解説者もしばしばこれを「当然のこと」であるかのように あっさりと追認している。たとえば長岡御大の『ルーマン/社会の理論の革命』を見よ。
またパーソンズの議論についてはこちらを参照のこと:http://d.hatena.ne.jp/takemita/20070719/p1

 これについてルーマンは「対話的構成」という表現も使っている@『社会システム理論〈上〉』#が、同じことは、コミュニケーションの〈情報|発信|理解〉-モデル***が、 〈受信者/発信者〉という二者関係に基づいて構築されていることについてもいえる(だから、その限りでルーマンは首尾一貫しているわけだ)
 しかし、この想定には根拠が無い。というだけでなく ルーマンは、そう想定してよい根拠を(私の知る限り)どこにも示していない。

 なので私には、この理由だけからしてもう十分に、両者ともに 受け入れがたい・たいへん筋の悪い議論だと判断するに足る理由となるように思われるわけであるが、さらに後者については──論文の注にも(小宮君が)書いたけど──次のことも指摘できる:

  • コミュニケーションの参加形式が〈受信者/発信者〉だけであるはずはない(常識的に考えて)。

それだけでなく、

  • コミュニケーションの参加形式は、コミュニケーション論にとっての 大問題であり、分析の中で解明されるべき事柄であるはずなのに、
  • にもかかわらず、特定の参加形式(それも二つだけ)を前提にしてモデルをつくってしまうなら、参加形式のほうは分析できなくなってしまう****

・・・というわけなので、ルーマンコミュニケーションの〈情報|発信|理解〉-モデル なるものは コミュニケーションの分析のためには相応しくない・使えないモデルだと考える次第なのであった。
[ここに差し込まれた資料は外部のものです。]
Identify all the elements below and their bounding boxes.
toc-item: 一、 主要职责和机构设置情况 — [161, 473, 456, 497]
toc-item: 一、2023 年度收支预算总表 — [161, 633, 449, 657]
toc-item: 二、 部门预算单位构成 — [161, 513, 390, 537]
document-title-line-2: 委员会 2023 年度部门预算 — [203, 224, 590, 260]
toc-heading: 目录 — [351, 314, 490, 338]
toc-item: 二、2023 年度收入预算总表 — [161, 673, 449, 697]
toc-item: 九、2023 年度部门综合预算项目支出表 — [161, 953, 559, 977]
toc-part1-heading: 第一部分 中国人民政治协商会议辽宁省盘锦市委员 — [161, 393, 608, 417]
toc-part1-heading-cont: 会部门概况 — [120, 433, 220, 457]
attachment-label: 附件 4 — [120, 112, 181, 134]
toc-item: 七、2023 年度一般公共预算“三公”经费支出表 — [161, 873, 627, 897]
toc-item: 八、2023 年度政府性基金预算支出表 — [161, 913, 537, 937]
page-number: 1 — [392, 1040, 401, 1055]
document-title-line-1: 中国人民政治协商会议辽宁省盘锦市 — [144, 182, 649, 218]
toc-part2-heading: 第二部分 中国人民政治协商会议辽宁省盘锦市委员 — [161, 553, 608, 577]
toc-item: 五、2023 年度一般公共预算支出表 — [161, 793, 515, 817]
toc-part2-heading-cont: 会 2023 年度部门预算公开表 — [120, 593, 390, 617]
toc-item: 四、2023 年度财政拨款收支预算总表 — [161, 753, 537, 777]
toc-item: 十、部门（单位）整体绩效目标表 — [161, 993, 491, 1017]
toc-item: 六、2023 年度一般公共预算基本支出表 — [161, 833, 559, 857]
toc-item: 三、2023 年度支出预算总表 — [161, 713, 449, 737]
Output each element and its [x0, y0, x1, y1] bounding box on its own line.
まぁそもそも、こんなもの、スペキュレーションによって拵えられた、コミュニケーションの実情には まったくそぐわないシロモノである。使えなくて当然なのであるが。
そうじゃないと考えてる人は、実際にこいつを使ってなんか具体的なコミュニケーションを分析してみせてくれたまえ。(でも無理だろ?)
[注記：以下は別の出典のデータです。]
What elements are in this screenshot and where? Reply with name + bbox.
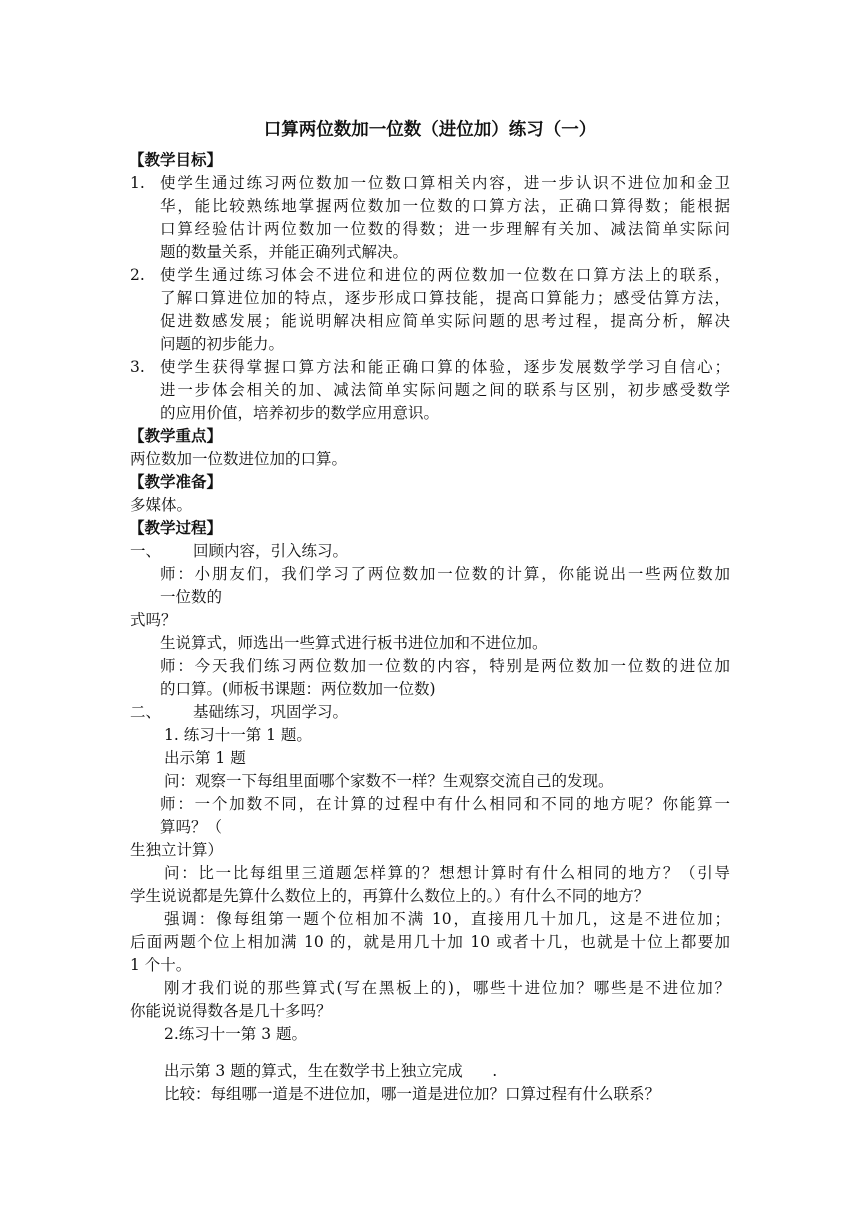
teacher-question-line-2: 算吗？（	[160, 818, 223, 836]
exercise-2-item: 2.练习十一第 3 题。	[164, 1025, 308, 1043]
comparison-question: 比较：每组哪一道是不进位加，哪一道是进位加？口算过程有什么联系？	[164, 1085, 661, 1103]
preparation-heading: 【教学准备】	[129, 473, 223, 491]
emphasis-line-2: 后面两题个位上相加满 10 的，就是用几十加 10 或者十几，也就是十位上都要加	[130, 933, 730, 951]
paragraph-teacher-intro-line-3: 式吗？	[130, 611, 177, 629]
key-point-text: 两位数加一位数进位加的口算。	[130, 450, 348, 468]
objective-2-line-2: 了解口算进位加的特点，逐步形成口算技能，提高口算能力；感受估算方法，	[160, 289, 730, 307]
objective-1-line-1: 使学生通过练习两位数加一位数口算相关内容，进一步认识不进位加和金卫	[160, 174, 730, 192]
objective-3-line-1: 使学生获得掌握口算方法和能正确口算的体验，逐步发展数学学习自信心；	[160, 358, 730, 376]
question-observe: 问：观察一下每组里面哪个家数不一样？生观察交流自己的发现。	[164, 772, 614, 790]
exercise-1-item: 1. 练习十一第 1 题。	[164, 726, 312, 744]
objective-1-line-4: 题的数量关系，并能正确列式解决。	[160, 243, 409, 261]
objective-1-line-3: 口算经验估计两位数加一位数的得数；进一步理解有关加、减法简单实际问	[160, 220, 730, 238]
process-heading: 【教学过程】	[129, 519, 223, 537]
objective-1-line-2: 华，能比较熟练地掌握两位数加一位数的口算方法，正确口算得数；能根据	[160, 197, 730, 215]
section-1-number: 一、	[130, 542, 162, 560]
objective-2-line-1: 使学生通过练习体会不进位和进位的两位数加一位数在口算方法上的联系，	[160, 266, 730, 284]
paragraph-students-formulas: 生说算式，师选出一些算式进行板书进位加和不进位加。	[160, 634, 548, 652]
compare-question-line-1: 问：比一比每组里三道题怎样算的？想想计算时有什么相同的地方？（引导	[164, 864, 730, 882]
objective-2-line-3: 促进数感发展；能说明解决相应简单实际问题的思考过程，提高分析，解决	[160, 312, 730, 330]
teacher-question-line-3: 生独立计算）	[130, 841, 224, 859]
objective-2-number: 2.	[130, 266, 145, 284]
objective-1-number: 1.	[130, 174, 145, 192]
paragraph-teacher-intro-line-1: 师：小朋友们，我们学习了两位数加一位数的计算，你能说出一些两位数加	[160, 565, 730, 583]
paragraph-teacher-topic-line-2: 的口算。(师板书课题：两位数加一位数)	[160, 680, 436, 698]
objective-3-number: 3.	[130, 358, 145, 376]
exercise-3-show: 出示第 3 题的算式，生在数学书上独立完成 .	[164, 1062, 498, 1080]
recap-line-2: 你能说说得数各是几十多吗？	[130, 1002, 332, 1020]
section-2-number: 二、	[130, 703, 162, 721]
objectives-heading: 【教学目标】	[129, 151, 223, 169]
section-1-title: 回顾内容，引入练习。	[193, 542, 349, 560]
paragraph-teacher-topic-line-1: 师：今天我们练习两位数加一位数的内容，特别是两位数加一位数的进位加	[160, 657, 730, 675]
objective-3-line-3: 的应用价值，培养初步的数学应用意识。	[160, 404, 440, 422]
document-title: 口算两位数加一位数（进位加）练习（一）	[263, 120, 597, 140]
section-2-title: 基础练习，巩固学习。	[193, 703, 349, 721]
emphasis-line-3: 1 个十。	[130, 956, 192, 974]
compare-question-line-2: 学生说说都是先算什么数位上的，再算什么数位上的。）有什么不同的地方？	[130, 887, 650, 905]
emphasis-line-1: 强调：像每组第一题个位相加不满 10，直接用几十加几，这是不进位加；	[164, 910, 730, 928]
exercise-1-show: 出示第 1 题	[164, 749, 246, 767]
recap-line-1: 刚才我们说的那些算式(写在黑板上的)，哪些十进位加？哪些是不进位加？	[164, 979, 730, 997]
preparation-text: 多媒体。	[130, 496, 193, 514]
objective-2-line-4: 问题的初步能力。	[160, 335, 285, 353]
teacher-question-line-1: 师：一个加数不同，在计算的过程中有什么相同和不同的地方呢？你能算一	[160, 795, 730, 813]
objective-3-line-2: 进一步体会相关的加、减法简单实际问题之间的联系与区别，初步感受数学	[160, 381, 730, 399]
key-point-heading: 【教学重点】	[129, 427, 223, 445]
paragraph-teacher-intro-line-2: 一位数的	[160, 588, 223, 606]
** 『社会システム理論〈上〉』第3章および『システム理論入門―ニクラス・ルーマン講義録〈1〉 (ニクラス・ルーマン講義録 1)』最終章。
*** 訳語は三谷提案準拠。
**** この点については、上記論文の参照文献にも挙げておいた次の著作も参照のこと:



追記 2009/06/26 18:30

b:id:nabeso
春日論文読むと、やっぱり「別様でもありうること」が基底的に思える。ダブルつーても、自分の心理システムに再参入しているドナタカだから、一人でもいーような。もにょ 2009/06/26

http://b.hatena.ne.jp/entry/http://d.hatena.ne.jp/contractio/20090624%23p2
  • nabesoさんは ここで、別様可能kontingent と、 を 対比してるんですかね。
「別様可能であること」-と-「ダブルであること」とを対比してるんでしょうか。そしてたとえば、「別様可能性」こそ重要な論点で、「ダブル」であることは重要ではない、とか言いたいのでしょうか。 ──もしそうなら(その限りで)私と見解の一致をみることになるの「かも」しれません(が?)。
しかしルーマンについていうなら、彼の主張をそのように読むことは無理でしょうね。だってなにしろ章タイトルは(他ならぬ)「ダブル・コンティンジェンシー」なんだし、「ego と alter」*とか「2つのブラック・ボックス」**とか「2つの情報処理機関」***とかについて語られているからこその「ダブル・コンティンジェンシー」であるわけなので。
* 『社会システム理論〈上〉』訳 p.162頁 / ** 訳 p.168 / *** 訳 p.
  • 「自分の心理システムに再参入しているドナタカ」の話*って? 誰かが心理システムに参入するの? しかも再び?   ・・・どういうこと???
* ちなみに、この解釈によれば、邦訳 p.201-(9節)あたりの議論は どう理解できるんでしょうか。あるいはまた「この種の「心理的なもの」は、ダブル・コンティンジェンシーをとおして自触媒作用に基づいて生み出される、社会システムの創発的リアリティの一部なのである」(訳 p.172)、あたりとか。


「春日論文」って『ルーマン理論に魅せられて』の2章「ダブル・コンティンジェンシーについて」のことですかね。あとで私も読んでみます。



追記2 2009/06/26
読んでみた。

ルーマン理論に魅せられて

ルーマン理論に魅せられて

第2章「ダブル・コンティンジェンシーについて
  • 2-1 問題の所在
  • 2-2 ダブル・コンティンジェンシーとはどんな状況なのか
  • 2-3 パーソンズの問題処理とそれに対する批判
  • 2-4 ルーマンの問題突破
    • 2-4-1 コンティンジェンシー概念の拡張
    • 2-4-2 コンティンジェンシーとダブル・コンティンジェンシーの区別
    • 2-4-3 ブラック・ボックスゆえに成り立つシステム
    • 2-4-4 最後の一歩?
  • 2-5 小松丈晃氏の「ダブル・コンティンジェンシーの論理*」(1996)へのコメント
  • 2-6 結論
* 『社会学研究』第63号 (1996年5月、東北大学文学部社会学研究科)
春日さんも、ルーマンの「ダブル・コンティンジェンシー」論が「対話的に・二者関係の議論として」構成されていること自体については、何の検討もしてないようですが?